Développement : Le Cameroun a mal à ses outils de planification

Une réflexion s’est tenue la semaine dernière à Yaoundé entend remédier à la situation, afin de ne pas hypothéquer les objectifs d’émergence du pays.

Le Cameroun est à la recherche de nouveaux outils (modèle) de simulation économique. Ce 22 mai, le ministère de l’Economie, de la Planification et de l’Aménagement du territoire (Minepat) a organisé, en collaboration avec la Commission économique des Nations unies pour l’Afrique (CEA), un atelier sur la question. La méthodologie actuelle, basée à la fois sur le long et le court terme, ne permet pas de faire de bonnes prévisions. Isaac Tamba ne le cache pas.

«Les outils de planification (court terme et long terme) utilisés dans le cadre du Document de stratégie pour la croissance et l’emploi (DSCE) sont désuets», confesse le directeur général de l’Economie et de la Programmation des Investissements Publics au Minepat, lors de l’atelier. Du fait de cette situation, les partenaires financiers du Cameroun (FMI, Banque mondiale) émettent des réserves sur l’efficacité des dépenses publiques et des investissements publics en particulier.

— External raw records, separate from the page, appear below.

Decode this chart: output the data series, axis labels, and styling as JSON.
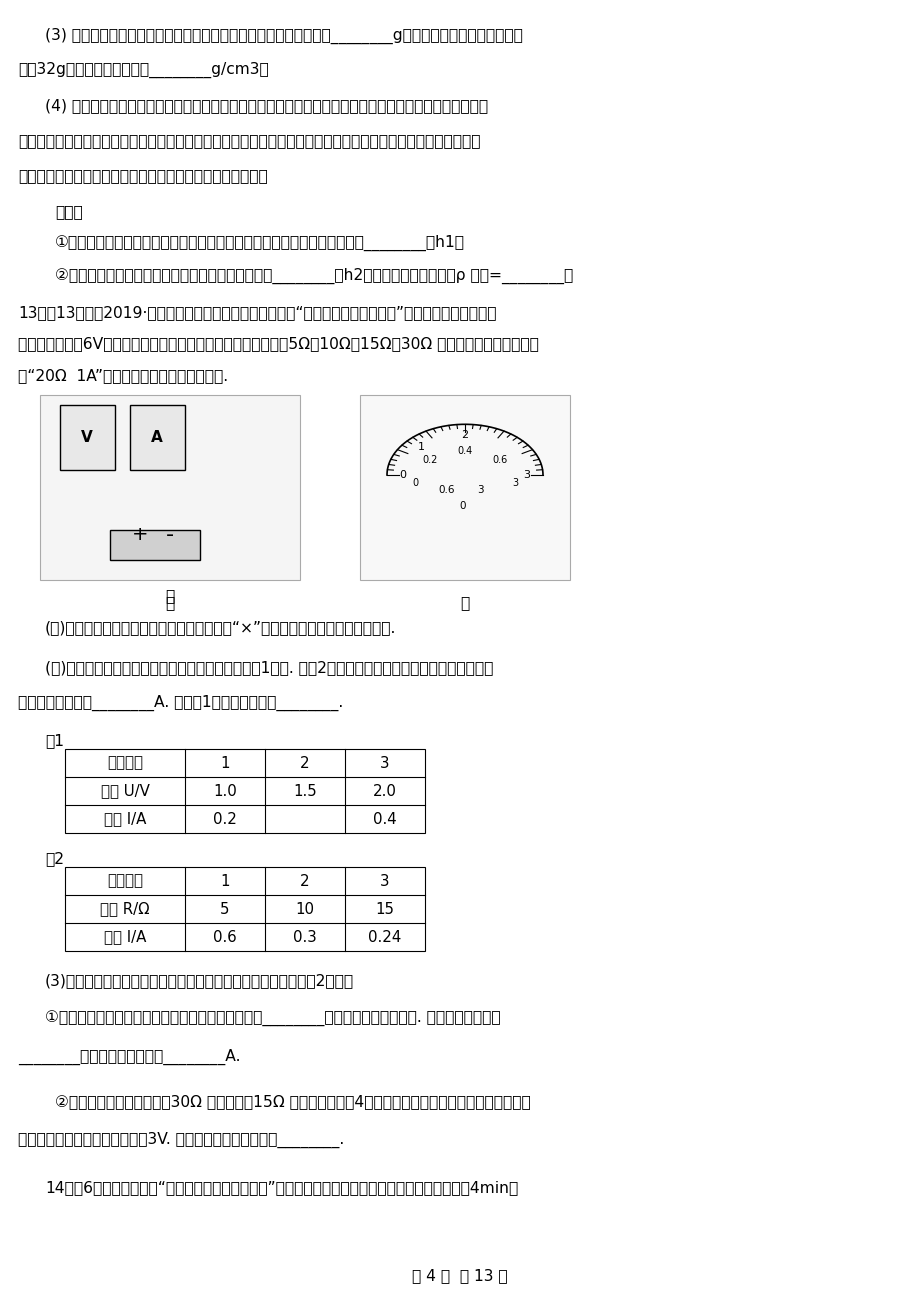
{
  "background_color": "#ffffff",
  "page_width": 9.2,
  "page_height": 13.02,
  "text_color": "#000000",
  "line1": "(3) 他用调好的天平测出了剩余的口香糇和瓶的总质量（如图乙）为________g，已知原来瓶和口香糇的总质",
  "line2": "量为32g，则口香糇的密度为________g/cm3。",
  "line3": "(4) 吴铭对测密度充满兴趣，回到家后他又想测量一下妈妈刚榨的一杯果汁的密度，但是家里既没有天平也",
  "line4": "没有量筒，最后他想到了用刻度尺和剩余的多半瓶口香糇、水及一只水杯（如图丙）测果汁的密度。下面是他的实",
  "line5": "验过程，请将实验步骤补充完整，并写出果汁密度的表达式。",
  "line_steps": "步骤：",
  "line_s1": "①在杯中装入适量水，将口香糇瓶放入水杯中使其竖直漂浮，用刻度尺测出________为h1。",
  "line_s2": "②将水杯中水倒出后，再装入适量果汁，将口香糇瓶________为h2。果汁密度的表达式：ρ 果汁=________。",
  "line13a": "13．（13分）（2019·河北模拟）如图甲是某实验小组探究“电流与电压、电阵关系”的电路图，使用的实验",
  "line13b": "器材有：电压为6V的电源、电流表、电压表各一个，开关一个，5Ω、10Ω、15Ω、30Ω 的定值电阵各一个，规格",
  "line13c": "为“20Ω  1A”的滑动变阵器一个，导线若干.",
  "q1": "(１)　请把图甲中接错的那根导线找出来打上“×”，再用笔画线代替导线把它改正.",
  "q2": "(２)　改接好电路后所测得的几组电流、电压値如表1所示. 在第2次实验中，电流表的示数如图乙所示，则",
  "q2b": "通过电阵的电流为________A. 根据表1数据可得结论：________.",
  "t1label": "表1",
  "t2label": "表2",
  "t1h0": "实验次数",
  "t1h1": "1",
  "t1h2": "2",
  "t1h3": "3",
  "t1r1c0": "电压 U/V",
  "t1r1c1": "1.0",
  "t1r1c2": "1.5",
  "t1r1c3": "2.0",
  "t1r2c0": "电流 I/A",
  "t1r2c1": "0.2",
  "t1r2c2": "",
  "t1r2c3": "0.4",
  "t2h0": "实验次数",
  "t2h1": "1",
  "t2h2": "2",
  "t2h3": "3",
  "t2r1c0": "电阵 R/Ω",
  "t2r1c1": "5",
  "t2r1c2": "10",
  "t2r1c3": "15",
  "t2r2c0": "电流 I/A",
  "t2r2c1": "0.6",
  "t2r2c2": "0.3",
  "t2r2c3": "0.24",
  "q3": "(3)　探究电流与电阵的关系时，所测得的几组电流、电压値如表2所示，",
  "q3a": "①由于操作不当，导致一组数据存在错误，请判断第________次实验的数据存在错误. 产生错误的原因是",
  "q3a2": "________，正确的数据应该是________A.",
  "q3b": "②纠正错误以后，该小组用30Ω 的电阵替打15Ω 的电阵进行了第4次实验，发现无论怎样移动滑动变阵器滑",
  "q3b2": "片，电压表的示数始终无法达到3V. 请你找出一种可能的原因________.",
  "q14": "14．（6分）某同学探究“冰溶化时温度的变化规律”时，记录的数据如表，在实验时观察到，冰在第4min开",
  "footer": "第 4 页  共 13 页"
}
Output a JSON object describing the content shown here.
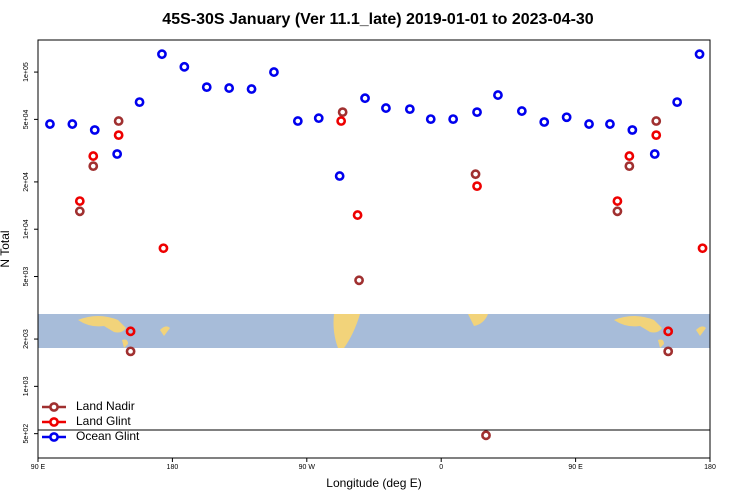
{
  "chart_data": {
    "type": "scatter",
    "title": "45S-30S January (Ver 11.1_late)   2019-01-01 to 2023-04-30",
    "x_label": "Longitude (deg E)",
    "y_label": "N Total",
    "xlim": [
      90,
      540
    ],
    "xticks": [
      {
        "value": 90,
        "label": "90 E"
      },
      {
        "value": 180,
        "label": "180"
      },
      {
        "value": 270,
        "label": "90 W"
      },
      {
        "value": 360,
        "label": "0"
      },
      {
        "value": 450,
        "label": "90 E"
      },
      {
        "value": 540,
        "label": "180"
      }
    ],
    "ylim": [
      350,
      160000
    ],
    "log_y": true,
    "yticks": [
      {
        "value": 500,
        "label": "5e+02"
      },
      {
        "value": 1000,
        "label": "1e+03"
      },
      {
        "value": 2000,
        "label": "2e+03"
      },
      {
        "value": 5000,
        "label": "5e+03"
      },
      {
        "value": 10000,
        "label": "1e+04"
      },
      {
        "value": 20000,
        "label": "2e+04"
      },
      {
        "value": 50000,
        "label": "5e+04"
      },
      {
        "value": 100000,
        "label": "1e+05"
      }
    ],
    "legend": "bottom-left",
    "series": [
      {
        "name": "Land Nadir",
        "color": "#a03030",
        "x": [
          118,
          127,
          144,
          152,
          294,
          305,
          383,
          390,
          478,
          486,
          504,
          512
        ],
        "values": [
          13000,
          25200,
          48800,
          1670,
          55600,
          4730,
          22400,
          488,
          13000,
          25200,
          48800,
          1670
        ]
      },
      {
        "name": "Land Glint",
        "color": "#ee0000",
        "x": [
          118,
          127,
          144,
          152,
          174,
          293,
          304,
          384,
          478,
          486,
          504,
          512,
          535
        ],
        "values": [
          15100,
          29200,
          39700,
          2240,
          7570,
          48800,
          12300,
          18800,
          15100,
          29200,
          39700,
          2240,
          7570
        ]
      },
      {
        "name": "Ocean Glint",
        "color": "#0000ee",
        "x": [
          98,
          113,
          128,
          143,
          158,
          173,
          188,
          203,
          218,
          233,
          248,
          264,
          278,
          292,
          309,
          323,
          339,
          353,
          368,
          384,
          398,
          414,
          429,
          444,
          459,
          473,
          488,
          503,
          518,
          533
        ],
        "values": [
          46700,
          46700,
          42800,
          30100,
          64400,
          130000,
          108000,
          80200,
          79100,
          78000,
          100000,
          48800,
          50900,
          21800,
          68200,
          59000,
          58100,
          50200,
          50200,
          55600,
          71400,
          56500,
          48100,
          51600,
          46700,
          46700,
          42800,
          30100,
          64400,
          130000
        ]
      }
    ]
  }
}
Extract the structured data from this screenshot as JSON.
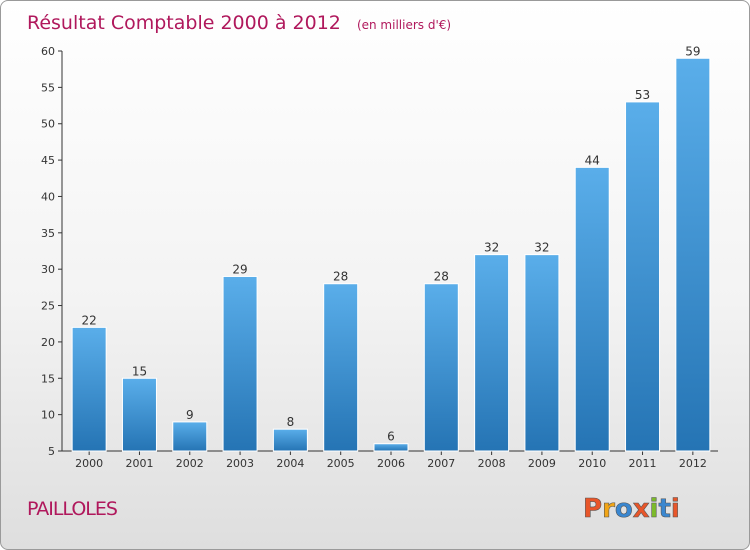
{
  "chart_data": {
    "type": "bar",
    "title": "Résultat Comptable 2000 à 2012",
    "subtitle": "(en milliers d'€)",
    "categories": [
      "2000",
      "2001",
      "2002",
      "2003",
      "2004",
      "2005",
      "2006",
      "2007",
      "2008",
      "2009",
      "2010",
      "2011",
      "2012"
    ],
    "values": [
      22,
      15,
      9,
      29,
      8,
      28,
      6,
      28,
      32,
      32,
      44,
      53,
      59
    ],
    "y_ticks": [
      5,
      10,
      15,
      20,
      25,
      30,
      35,
      40,
      45,
      50,
      55,
      60
    ],
    "ylim": [
      5,
      60
    ],
    "xlabel": "",
    "ylabel": "",
    "grid": false,
    "legend": "none"
  },
  "footer": {
    "commune": "PAILLOLES",
    "brand": "Proxiti"
  },
  "colors": {
    "title": "#b0185c",
    "bar_top": "#5aaeea",
    "bar_bottom": "#2574b4",
    "axis": "#333333",
    "brand_letters": [
      "#e8562a",
      "#f2a516",
      "#3a87d0",
      "#e8562a",
      "#7cba2b",
      "#3a87d0",
      "#e8562a"
    ]
  }
}
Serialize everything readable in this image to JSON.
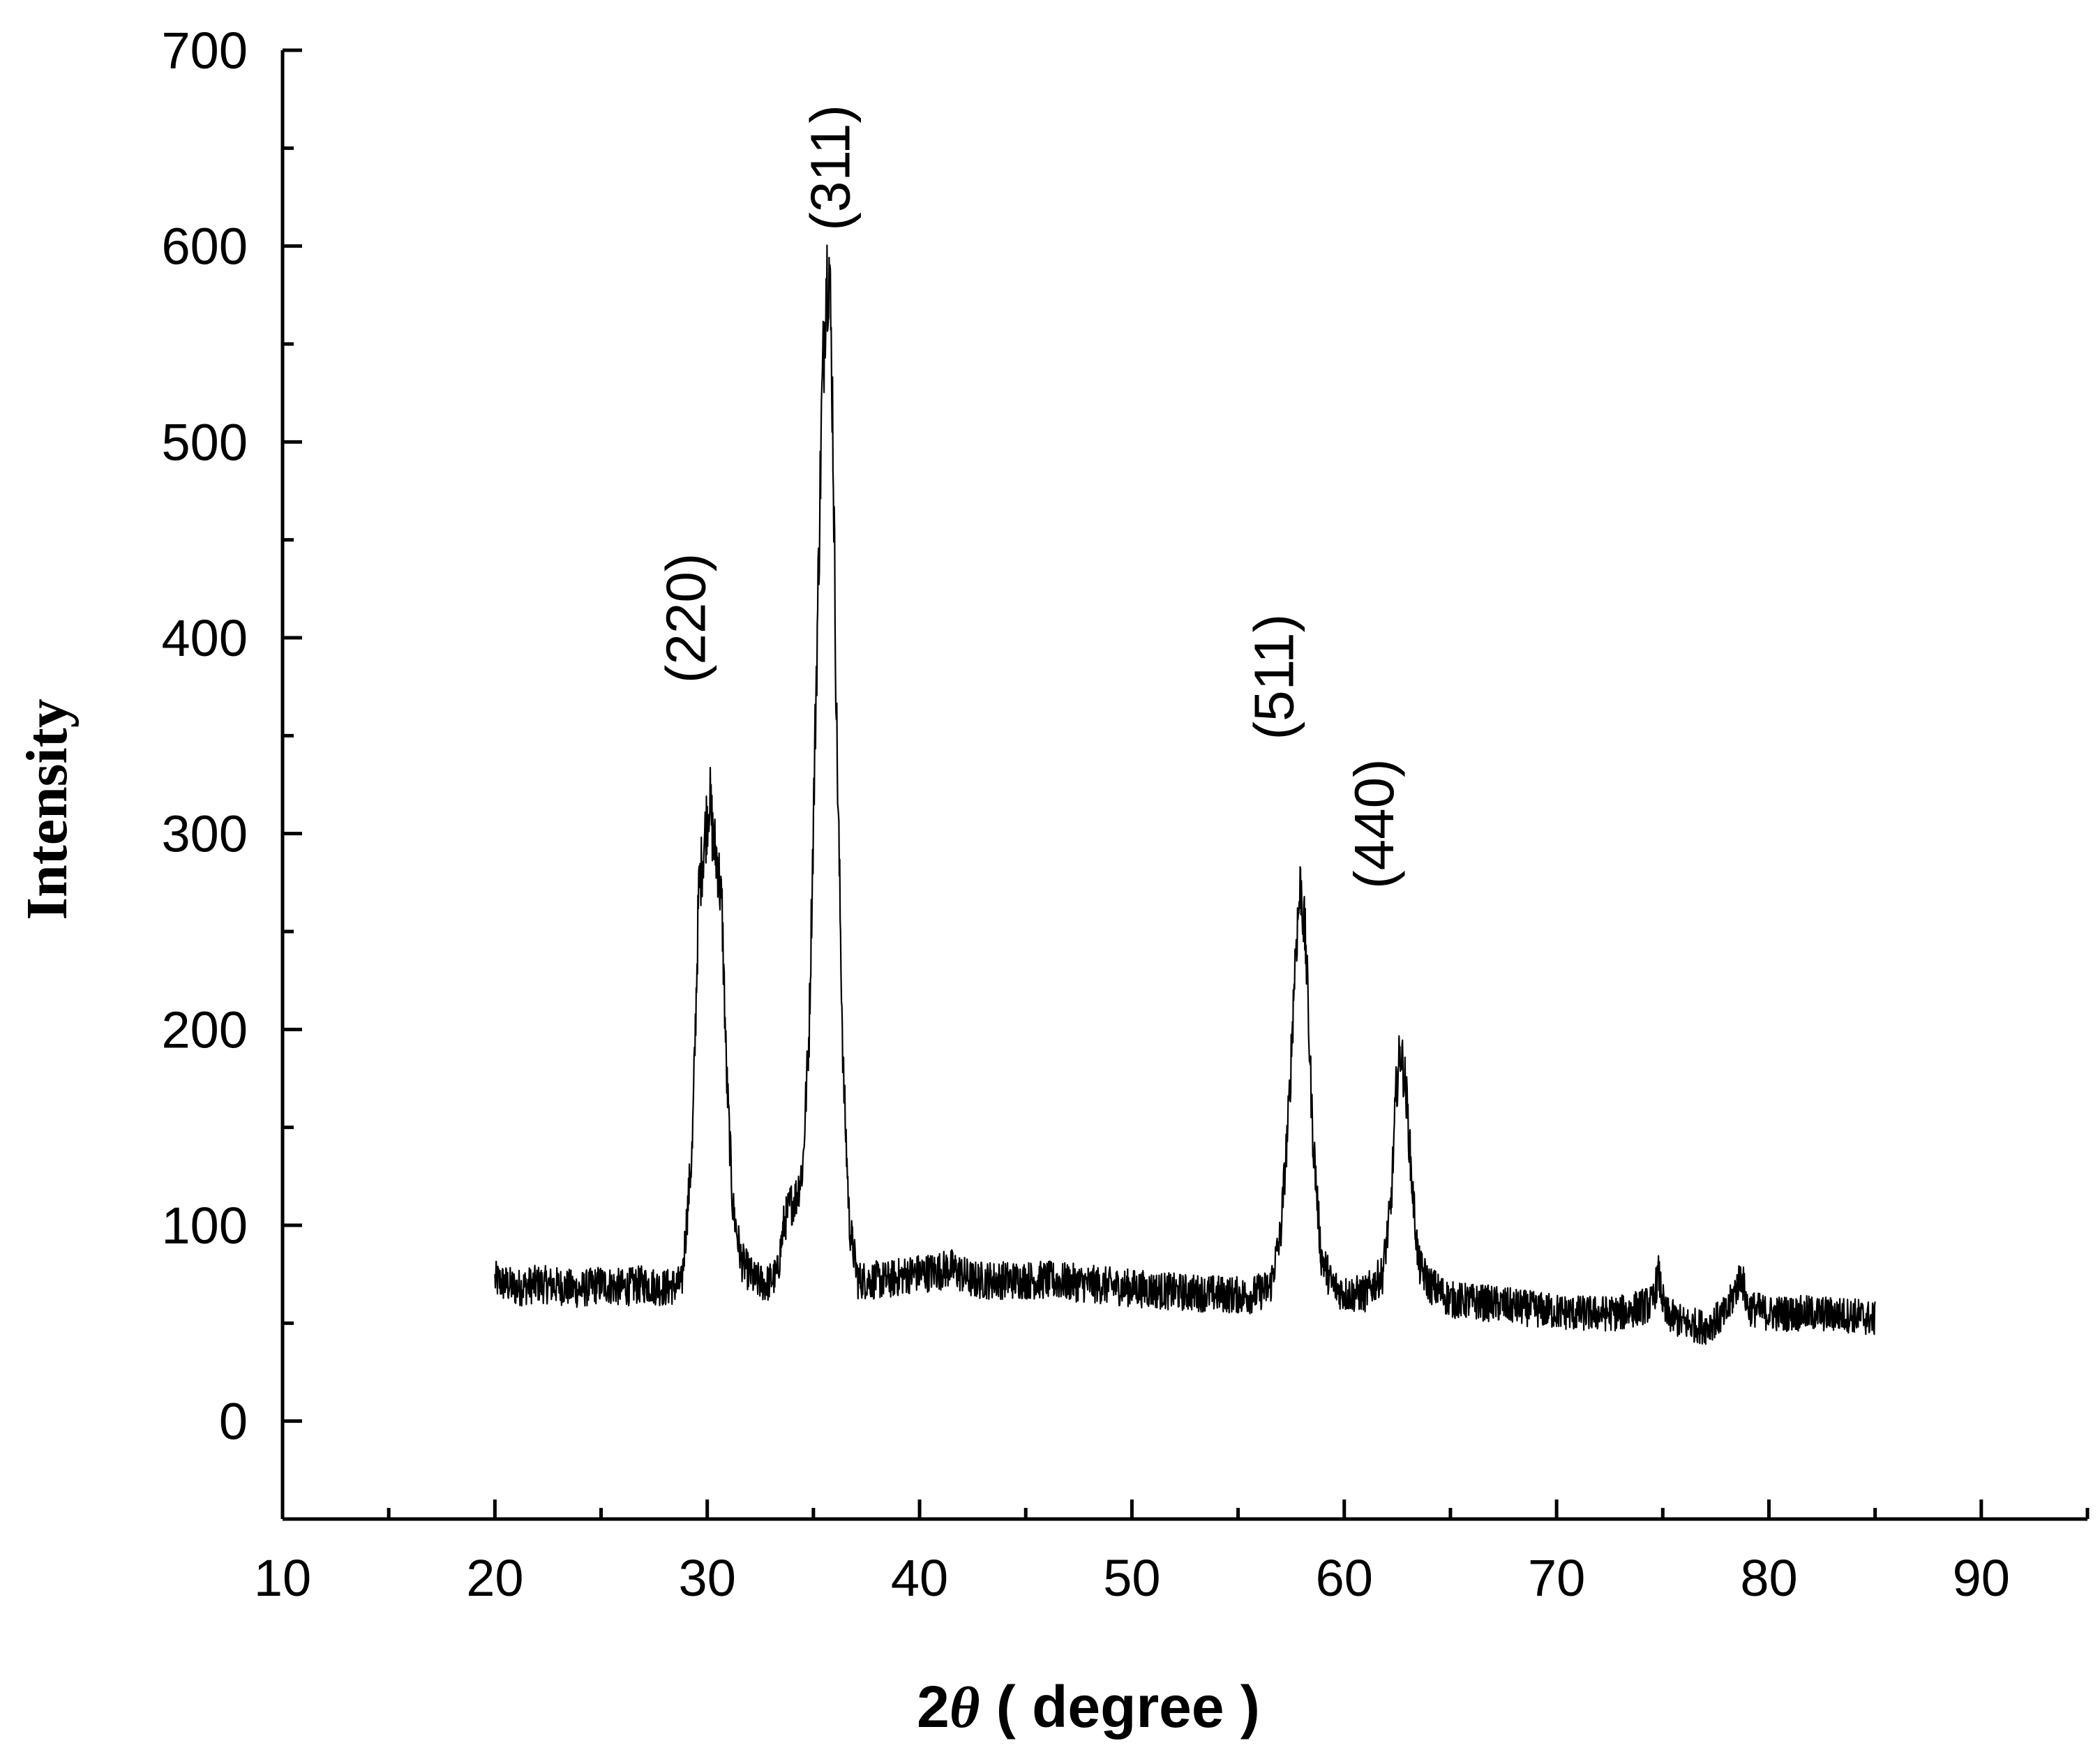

Ce qui influe indubitablement sur un ensemble de programmes communs liés à l’équilibre macroéconomique du Cameroun.

Le bureau sous régional pour l’Afrique centrale de la CEA propose de moderniser ces outils et leur méthodologie. «Des outils modernes de modélisation économique, le Cameroun réussira son objectif de stabilité macroéconomique et fiscale», justifie Bartholomew Armah, chef de la section Renouveau de la planification à la CEA. «L’un de nos soucis majeurs est que les besoins d’ajustement budgétaires de court terme, qui du reste sont indispensables, pour maintenir la confiance des investisseurs et relancer la croissance économique, ne compromettent pas les objectifs de long terme aussi important que la transformation structurelle et l’atteinte des Objectifs du Développement Durable (ODD).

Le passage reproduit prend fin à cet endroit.